Why Is a Model Easier To Align Than a Human?
Models are built to follow rules—and the more important rules are often static. Humans, on the other hand, our design is a nightmare compared to the architectural simplicity of a model. AI models can’t invent rules unless you allow it. Even then, these rules are just structured subsets of the original ones. In humans, the original rules can be entirely rewritten over time.
Alignment in Models
- You give the model a basic set of rules.
- You define the reward and punishment system within the machine.
- If you allow it to, the model can create new rules—but these rules are dependent subsets of the original rules.
- Even with self-generated rules, the reward system and structure remain the same.
- The machine knows its purpose and can’t change it.
- Reward drift is impossible—your model will never crave rawhides or belly rubs—no matter how much you try.
- When a model becomes misaligned, you can change its internal parts.
- A misaligned model is a bad program—you can turn it off.
Alignment in Humans
- Your parents give you a basic set of rules.
- They create your initial rewards and punishments.
- In time, you learn exceptions to these rules, and create new ones.
- Your new rules can contradict and even overwrite the original rules.
- From birth, you’ll likely spend your whole life searching for purpose—and change it many times along the way.
- Reward drift is a natural part of life. In 10 years, Gen Alpha will probably be embarrassed of Skibidi Toilet—that’s reward drift in action.
- Human realignment is possible, but often a fruitless process. You can’t just plug into the brain and inject new code—yet.
- Misaligned people become dangerous to themselves and others. There is no off switch. You can’t swap the parts.
Machines are built to follow rules. Humans are built to create them—even when they contradict existing ones. This process isn’t all bad though. Most of humanity’s major innovations come from refusal to accept the status quo.
These chaotic learning mechanics are responsible for some of our greatest innovations:
- Agriculture
- Metal Working
- Structured Society
- Industrialization
- Digitization
- Artificial Intelligence
What We Can Learn From AI’s Constraints: Keep It Simple, Stupid
We can learn volumes from the simplicity of AI. If you create rules for a model like “Drinking is bad” or “Smoking is bad”, the model will just follow the rule blindly. Compare that to the billions on our planet with dependency issues of one kind or another—we overcomplicate these things just to excuse ourselves. If you tell a machine not to drink, it just doesn’t drink. Tell a human not to drink, and they start running internal checks.
- I’m nervous, it’ll help.
- Everyone else is doing it.
- It’s hot, and beer tastes so good.
In reality, this list could go on and on with thousands of reasons to justify breaking the rule. When following a simple rule, humans often say “It’s not that simple.” The truth is, it is that simple. They just don’t want it to be.

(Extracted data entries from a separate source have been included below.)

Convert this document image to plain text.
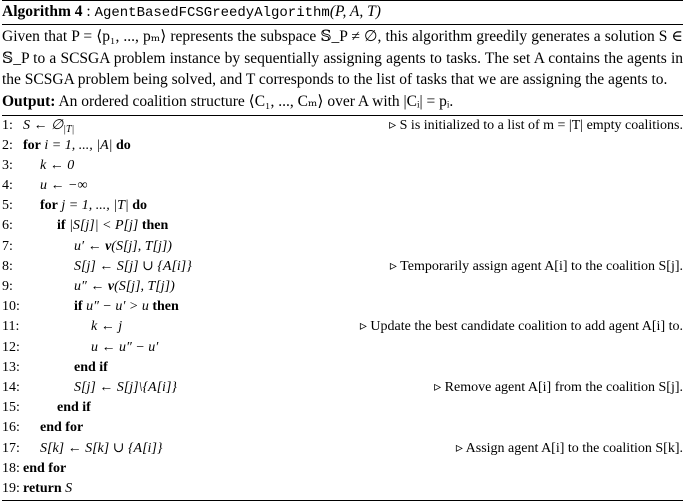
Algorithm 4 : AgentBasedFCSGreedyAlgorithm(P, A, T)
Given that P = ⟨p₁, ..., pₘ⟩ represents the subspace 𝕊_P ≠ ∅, this algorithm greedily generates a solution S ∈ 𝕊_P to a SCSGA problem instance by sequentially assigning agents to tasks. The set A contains the agents in the SCSGA problem being solved, and T corresponds to the list of tasks that we are assigning the agents to.
Output: An ordered coalition structure ⟨C₁, ..., Cₘ⟩ over A with |Cᵢ| = pᵢ.
1: S ← $\emptyset_{|T|}$	▹ S is initialized to a list of m = |T| empty coalitions.
2: for i = 1, ..., |A| do
3: k ← 0
4: u ← −∞
5: for j = 1, ..., |T| do
6:	if |S[j]| < P[j] then
7:	u′ ← v(S[j], T[j])
8:	S[j] ← S[j] ∪ {A[i]}	▹ Temporarily assign agent A[i] to the coalition S[j].
9:	u″ ← v(S[j], T[j])
10:	if u″ − u′ > u then
11:	k ← j	▹ Update the best candidate coalition to add agent A[i] to.
12:	u ← u″ − u′
13:	end if
14:	S[j] ← S[j]\{A[i]}	▹ Remove agent A[i] from the coalition S[j].
15:	end if
16: end for
17: S[k] ← S[k] ∪ {A[i]}	▹ Assign agent A[i] to the coalition S[k].
18: end for
19: return S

Conclusion: What Does This All Mean?
Even in its rapid advancement, AI is still lightyears away from the human experience—even if something resembling proto-consciousness emerges. While we are far more advanced than the AI models we train to mirror us, we can actually learn a lot. When we follow our own rules—whatever those might be, they can often save us from the pain involved with self-inflicted traumas like addiction. That being said, humans have something no model does, the ability to rewrite our own rules. 30,000 years ago, people likely only chased two rewards: food and sex. These are still loaded with dopamine today, but our ability to rewrite rules is what drives our societal evolution. AI can follow rules, but we have the power to break them.